The options include a name for the workers of this type (``label``),
how the worker connects to the main Parsl process (``address``),
and how many workers to place on each compute node (``max_workers_per_node``).

The provider options define the queue used for submission (``partition``),
and tells Parsl request one job (``init_blocks``) of 128 nodes (``nodes_per_block``).

The launcher uses the default mechanism for starting programs on Frontera compute nodes, ``srun``.

Using a Config Object
---------------------

Use the ``Config`` object to start Parsl's data flow kernel with the ``parsl.load`` method:

.. code-block:: python

    from parsl.configs.htex_local import config
    import parsl

    with parsl.load(config) as dfk:
        future = app(x)
        future.wait()

The ``.load()`` function creates a DataFlowKernel ("DFK") object that maintains the workflows state.
The DFK acquires the resources used by Parsl and should be closed to release the resources.
While the DFK can be closed manually (``dfk.cleanup()``), the preferred and Pythonic route is use it as a context manager (the ``with`` statement)
Using a context manager avoids unnecessary code and ensures cleanup occurs even if the workflow fails.

The ``load`` statement can happen after Apps are defined but must occur before tasks are started.
Loading the Config object within context manager like ``with`` is recommended
for implicit cleaning of DFK on exiting the context manager.

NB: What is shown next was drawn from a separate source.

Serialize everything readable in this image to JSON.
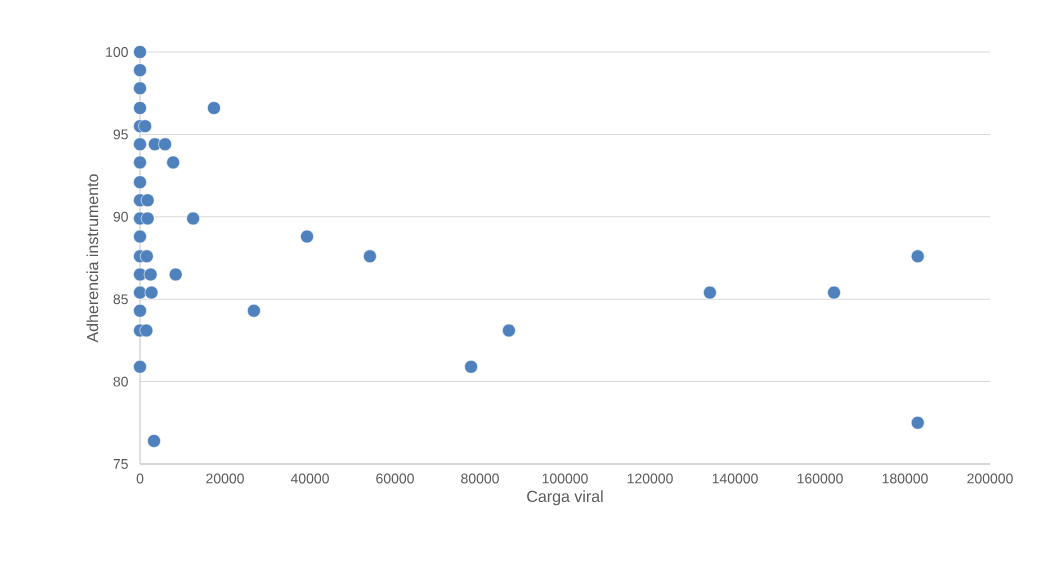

The :class:`~parsl.config.Config` object may not be used again once loaded.
Consider a configuration function if the application will shut down and re-launch the DFK.

.. code-block:: python

    from parsl.config import Config
    import parsl

    def make_config() -> Config:
        return Config(...)

    with parsl.load(make_config()):
        # Your workflow here

    # Section which does not require Parsl

    with parsl.load(make_config()):
        # Another workflow here


Config Options
--------------

Options for the :class:`~parsl.config.Config` object apply to Parsl's general behavior
and affect all executors.
Common options include:

- ``run_dir`` for setting where Parsl writes log files
- ``retries`` to restart failed tasks
- ``usage_tracking`` to help Parsl `by reporting how you use it <../advanced/usage_tracking.html>`_

Consult the :py:class:`API documentation for Config <parsl.config.Config>`
or the `advanced documentation <../advanced/index.html>`_ to learn about options.

.. _config-multiple:

Multiple Executors
------------------

A single application can configure multiple executors.

All executors define a ``label`` field that is used
route to specific workers.
All types of apps include a ``executors`` option which takes
a list of executor labels.
For example, tasks from the following App will only run on an executor labelled "frontera_htex".

.. code-block:: python

    @python_app(executors=['frontera_htex'])
    def single_threaded_task(x: int):
        return x * 2 + 1


Consider using multiple executors in the following cases:

- *Different resource requirements between tasks*, such as a workflow
  with a simulation stage that runs on the CPU nodes of an HPC system
  followed by an analysis and visualization stage that runs on GPU nodes.
- *Different scales between workflow stages*, such as a workflow
  with a "fan-out" stage of many long running running on a cluster
  and quick "fan-in" computations which can run on fewer nodes.